La question que l’on peut se poser à propos de ce combat est la suivante : une manoeuvre aussi hardie ne peut réussir qu’avec une troupe bien entraînée. Sachant qu’une troupe ne vaut que ce que vaut son encadrement, et que celui-ci n’était composé que d’anciens gardes de l’escadron, comment cette victoire fut-elle possible ?.
Il est dommage que le rôle de la gendarmerie et de la garde n’ait pas été mieux souligné.
La gendarmerie ne participera ni à la prise d’armes de Saint-Bonnet-le-Château, ni à celle de Saint-Etienne. Et pourtant furent cités les gendarmes Archer, Pierre Farnet, Marmie de la Brigade de Saint-Bonnet, Marcel Paulet de la brigade d’Andrézieux ainsi que le lieutenant Sanvoisin, blessé au cours de l’engagement.

Epilogue
Le lieutenant Sanvoisin fut chargé en septembre 1944 de reprendre en main la compagnie de la Loire dont la direction fut assurée provisoirement par le capitaine Caussade. Le chef d’escadron Béchet partit en août 1944, il quitta la gendarmerie. Après les combats de Lyon. les gendarmes durent regagner leurs brigades. Vingt-neuf gendarmes furent poursuivis sur les quarante trois dossiers initiés. D’autres furent mutés dans d’autres unités. Le maréchal des logis Faure fut nommé à Saint-Héand avant de terminer sa carrière comme adjudant-chef à Saint- Galmier. Grâce au CDM, les gendarmes prirent une part importante à la Résistance de la Loire et ce ,dans l’ensemble, pour reprendre les termes du général Sanvoisin, en faisant preuve de lenteurs calculées, de carence et de laxisme dans l’exercice de leur fonction, les gendarmes réussirent à atténuer les rigueurs de la situation, ce qui valut à certains des sanctions pour avoir laissé s’enfuir des prisonniers et des aviateurs alliés (ce qui a permis à ceux-ci d’écrire après la guerre, en toute bonne foi, qu’ils ont bien berné les gendarmes).
La gendarmerie eut trois morts (dont un en déportation) et deux déportés revenus, ils furent tous deux décorés de la médaille de la Résistance et de la croix de guerre.


1 Archives de la gendarmerie de la Loire 42 E 25-27. (CDM : Camouflage De Matériel)

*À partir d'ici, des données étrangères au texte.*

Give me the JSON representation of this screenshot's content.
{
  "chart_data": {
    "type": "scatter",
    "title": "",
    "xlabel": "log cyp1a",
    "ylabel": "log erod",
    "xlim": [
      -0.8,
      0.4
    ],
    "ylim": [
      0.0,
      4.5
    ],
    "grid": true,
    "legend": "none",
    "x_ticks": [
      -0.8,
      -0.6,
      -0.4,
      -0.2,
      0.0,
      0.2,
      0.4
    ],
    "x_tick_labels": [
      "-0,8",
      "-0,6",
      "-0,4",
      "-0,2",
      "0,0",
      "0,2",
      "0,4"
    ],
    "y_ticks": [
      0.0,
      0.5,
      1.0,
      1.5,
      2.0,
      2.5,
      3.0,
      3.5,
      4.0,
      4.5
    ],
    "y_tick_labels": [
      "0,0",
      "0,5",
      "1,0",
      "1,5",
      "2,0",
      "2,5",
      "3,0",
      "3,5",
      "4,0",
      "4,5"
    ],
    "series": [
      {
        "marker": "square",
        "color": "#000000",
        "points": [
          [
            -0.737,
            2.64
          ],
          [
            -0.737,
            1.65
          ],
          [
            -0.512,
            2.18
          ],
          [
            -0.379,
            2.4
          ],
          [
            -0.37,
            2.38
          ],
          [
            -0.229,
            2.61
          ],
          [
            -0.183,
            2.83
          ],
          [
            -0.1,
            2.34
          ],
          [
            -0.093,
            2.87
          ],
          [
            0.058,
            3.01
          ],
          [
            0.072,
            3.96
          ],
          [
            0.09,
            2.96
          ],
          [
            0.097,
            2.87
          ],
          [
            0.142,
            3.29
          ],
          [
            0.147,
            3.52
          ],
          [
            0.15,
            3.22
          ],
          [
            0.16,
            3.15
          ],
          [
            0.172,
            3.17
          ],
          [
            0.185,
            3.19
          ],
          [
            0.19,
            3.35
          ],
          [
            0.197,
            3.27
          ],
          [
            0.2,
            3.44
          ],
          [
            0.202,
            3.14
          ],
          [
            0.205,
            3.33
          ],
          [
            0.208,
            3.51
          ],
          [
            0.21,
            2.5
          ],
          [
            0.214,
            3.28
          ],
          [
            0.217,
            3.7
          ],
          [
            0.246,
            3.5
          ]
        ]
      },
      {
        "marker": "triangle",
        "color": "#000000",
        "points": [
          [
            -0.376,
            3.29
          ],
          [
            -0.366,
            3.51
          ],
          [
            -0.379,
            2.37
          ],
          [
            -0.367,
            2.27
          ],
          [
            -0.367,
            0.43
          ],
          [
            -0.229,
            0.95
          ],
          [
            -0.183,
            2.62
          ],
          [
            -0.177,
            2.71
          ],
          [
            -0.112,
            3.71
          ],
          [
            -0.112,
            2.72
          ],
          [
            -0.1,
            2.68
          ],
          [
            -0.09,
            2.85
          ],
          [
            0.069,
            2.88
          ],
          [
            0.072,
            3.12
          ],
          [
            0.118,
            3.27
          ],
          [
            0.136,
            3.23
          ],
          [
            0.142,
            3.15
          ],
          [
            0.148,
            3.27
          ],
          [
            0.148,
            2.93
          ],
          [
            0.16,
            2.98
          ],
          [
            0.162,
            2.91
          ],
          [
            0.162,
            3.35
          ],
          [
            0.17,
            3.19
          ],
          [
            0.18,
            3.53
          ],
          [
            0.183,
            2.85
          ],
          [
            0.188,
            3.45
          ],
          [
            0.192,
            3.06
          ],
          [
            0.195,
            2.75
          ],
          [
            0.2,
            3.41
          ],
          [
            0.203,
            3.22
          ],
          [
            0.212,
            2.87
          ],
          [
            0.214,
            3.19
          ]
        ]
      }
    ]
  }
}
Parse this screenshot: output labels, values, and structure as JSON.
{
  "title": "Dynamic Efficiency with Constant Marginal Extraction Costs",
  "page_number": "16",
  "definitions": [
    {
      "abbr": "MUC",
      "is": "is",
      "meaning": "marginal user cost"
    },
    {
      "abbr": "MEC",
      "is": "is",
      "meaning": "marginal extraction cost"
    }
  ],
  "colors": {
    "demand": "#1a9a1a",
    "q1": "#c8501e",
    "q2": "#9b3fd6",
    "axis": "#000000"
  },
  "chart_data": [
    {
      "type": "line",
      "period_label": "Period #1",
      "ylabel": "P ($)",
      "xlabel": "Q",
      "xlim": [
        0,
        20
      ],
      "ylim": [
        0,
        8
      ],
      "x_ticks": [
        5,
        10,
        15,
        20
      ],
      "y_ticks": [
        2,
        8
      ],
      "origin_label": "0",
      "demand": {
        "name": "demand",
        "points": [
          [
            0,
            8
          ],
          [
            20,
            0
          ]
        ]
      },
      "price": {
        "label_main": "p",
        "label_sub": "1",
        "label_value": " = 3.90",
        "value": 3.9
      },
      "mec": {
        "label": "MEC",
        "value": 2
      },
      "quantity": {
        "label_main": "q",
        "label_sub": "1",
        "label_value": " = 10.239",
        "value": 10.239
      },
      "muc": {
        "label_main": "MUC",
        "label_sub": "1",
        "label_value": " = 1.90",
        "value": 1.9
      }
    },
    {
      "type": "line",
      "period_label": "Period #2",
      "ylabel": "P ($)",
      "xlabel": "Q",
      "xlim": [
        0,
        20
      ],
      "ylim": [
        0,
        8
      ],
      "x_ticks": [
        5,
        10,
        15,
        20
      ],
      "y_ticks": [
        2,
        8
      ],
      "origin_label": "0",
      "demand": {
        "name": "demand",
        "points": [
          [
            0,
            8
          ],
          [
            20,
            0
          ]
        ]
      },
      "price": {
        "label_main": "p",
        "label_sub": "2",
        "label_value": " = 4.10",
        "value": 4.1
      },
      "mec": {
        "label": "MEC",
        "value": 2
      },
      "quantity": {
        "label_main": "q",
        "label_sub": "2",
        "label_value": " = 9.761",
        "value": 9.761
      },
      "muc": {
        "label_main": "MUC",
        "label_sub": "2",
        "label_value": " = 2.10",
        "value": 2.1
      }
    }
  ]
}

2 Archives de la déportation de Caen.

3 Groupes Mobiles d’Opérations, unités à mi-chemin entre la compagnie et la section.

4 Il porte, nous dit le témoignage allemand, les galons de capitaine, il se nommera ensuite commandant.

5 Parti Populaire Français de Doriot.

6 Il est donc inexact d’imputer toutes les exécutions au capitaine Marey, témoignage du commandant Perny. (Archives de ORA).